Una voz que marca una vida

-Me llamo José Luis González González, en la radio De San Martín, porque siempre me gustó el arte y por darle exotismo al nombre. San Martín es el pueblecito de León, en el valle de la Tercia, donde nací. Mi madre fue a casa de la abuela a parirme y a tomar el caldo de gallina en 1933. A los quince días ya estaba yo respirando el aire de Oviedo.

-¿Qué trajo a Oviedo a sus padres?

-A principios de siglo, mis abuelos paternos habían tenido en Gijón un almacén de pienso que se quemó, se arruinaron y volvieron al pueblo. Mi padre y mi madre vinieron en el año 20 y pusieron una tienda de ultramarinos y carnicería en el número 33 de la calle Independencia de Oviedo. Aquí nacieron mi hermano y mi hermana, que ya se han muerto. Ella era diez años mayor que yo; él, ocho. La tienda se llamaba El Cielo. A mi padre, José, lo asesinaron los moros cuando llegaron con libertad para hacer lo que quisieran.

-¿Cómo fue?

-No sé fechas, pero mi padre tenía escondidas detrás de la tienda a una cuantas mujeres del barrio y pensó que, como él no tenía ideas políticas, estaría seguro.
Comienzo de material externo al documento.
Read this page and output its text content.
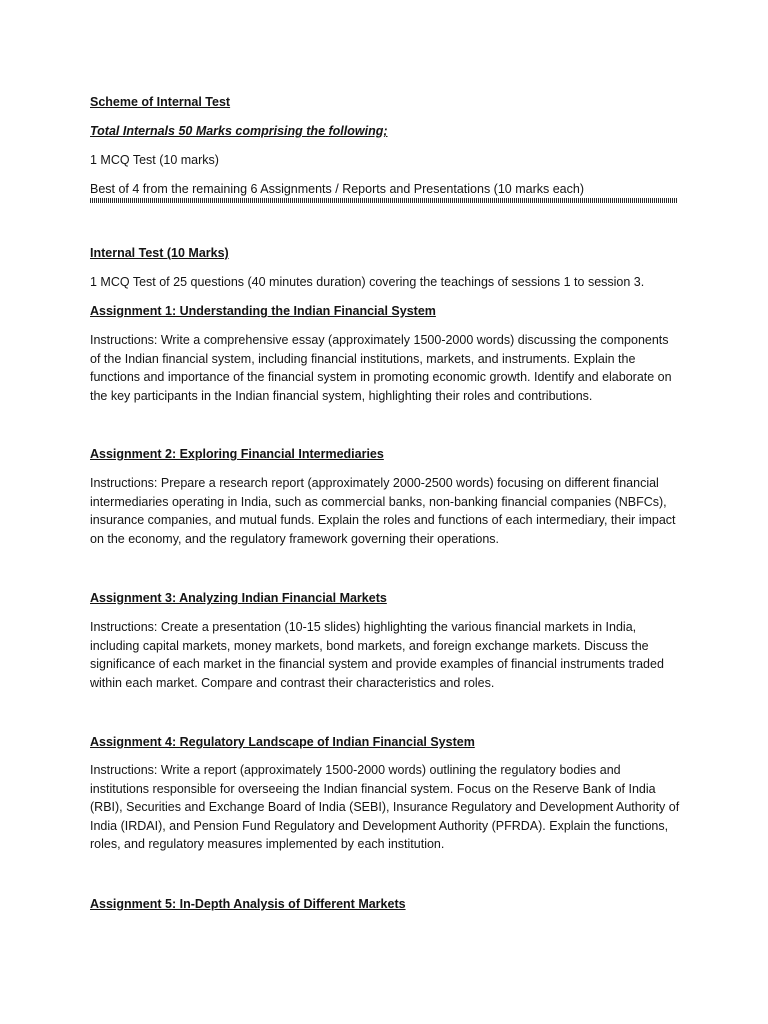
Scheme of Internal Test

Total Internals 50 Marks comprising the following;

1 MCQ Test (10 marks)

Best of 4 from the remaining 6 Assignments / Reports and Presentations (10 marks each)

Internal Test (10 Marks)

1 MCQ Test of 25 questions (40 minutes duration) covering the teachings of sessions 1 to session 3.

Assignment 1: Understanding the Indian Financial System

Instructions: Write a comprehensive essay (approximately 1500-2000 words) discussing the components of the Indian financial system, including financial institutions, markets, and instruments. Explain the functions and importance of the financial system in promoting economic growth. Identify and elaborate on the key participants in the Indian financial system, highlighting their roles and contributions.

Assignment 2: Exploring Financial Intermediaries

Instructions: Prepare a research report (approximately 2000-2500 words) focusing on different financial intermediaries operating in India, such as commercial banks, non-banking financial companies (NBFCs), insurance companies, and mutual funds. Explain the roles and functions of each intermediary, their impact on the economy, and the regulatory framework governing their operations.

Assignment 3: Analyzing Indian Financial Markets

Instructions: Create a presentation (10-15 slides) highlighting the various financial markets in India, including capital markets, money markets, bond markets, and foreign exchange markets. Discuss the significance of each market in the financial system and provide examples of financial instruments traded within each market. Compare and contrast their characteristics and roles.

Assignment 4: Regulatory Landscape of Indian Financial System

Instructions: Write a report (approximately 1500-2000 words) outlining the regulatory bodies and institutions responsible for overseeing the Indian financial system. Focus on the Reserve Bank of India (RBI), Securities and Exchange Board of India (SEBI), Insurance Regulatory and Development Authority of India (IRDAI), and Pension Fund Regulatory and Development Authority (PFRDA). Explain the functions, roles, and regulatory measures implemented by each institution.

Assignment 5: In-Depth Analysis of Different Markets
Abrió la tienda, llegaron, lo cogieron y lo mataron. Menos mal que no entraron en la tienda porque habrían hecho una escabechina. Esto en casa no se hablaba. Lo fui sabiendo por gente del barrio, años después.

-¿Entre quiénes creció?

-La abuela, mi madre, los dos hermanos y luego el marido de mi hermana y su primer hijo. Nunca pasé hambre; en parte, por lo que mi abuela tenía en el pueblo. La gente vivía con dificultades, con la cartilla de racionamiento.

-Sus primeros recuerdos.

-Jugar con los amigos en la calle Independencia, por donde pasaba un tranvía que iba de la Argañosa al Fontán. Casi no había coches. El primer coche al que subí fue el del padre de un amigo, que tenía el bar Lobato en la esquina con la calle Cervantes. Jugábamos mucho donde estuvo luego el cine Ayala, un solar de piedra en la calle Matemático Pedrayes en el que rompíamos las alpargatas jugando al fútbol. Fueron momentos felices.

-¿Qué chaval era usted?

-Muy inquieto y mal estudiante. Siempre estuve escolarizado en colegios públicos -las escuelas de General Elorza- y como era duro de mollera tuve profesores particulares en la Argañosa, en la Academia Ojanguren... Cuando tuve sentido común, acabé Comercio en la calle Caveda, de milagro y con mucho esfuerzo.

-¿Cómo era su madre?

-Se llamaba Benigna. Murió del corazón a los sesenta y tantos años. Era muy amable y facilitaba el pago a los clientes de la tienda. Cuando murió, hubo gente que besó su caja. Yo me llevaba mejor con la abuela Concepción, que era cariñosa.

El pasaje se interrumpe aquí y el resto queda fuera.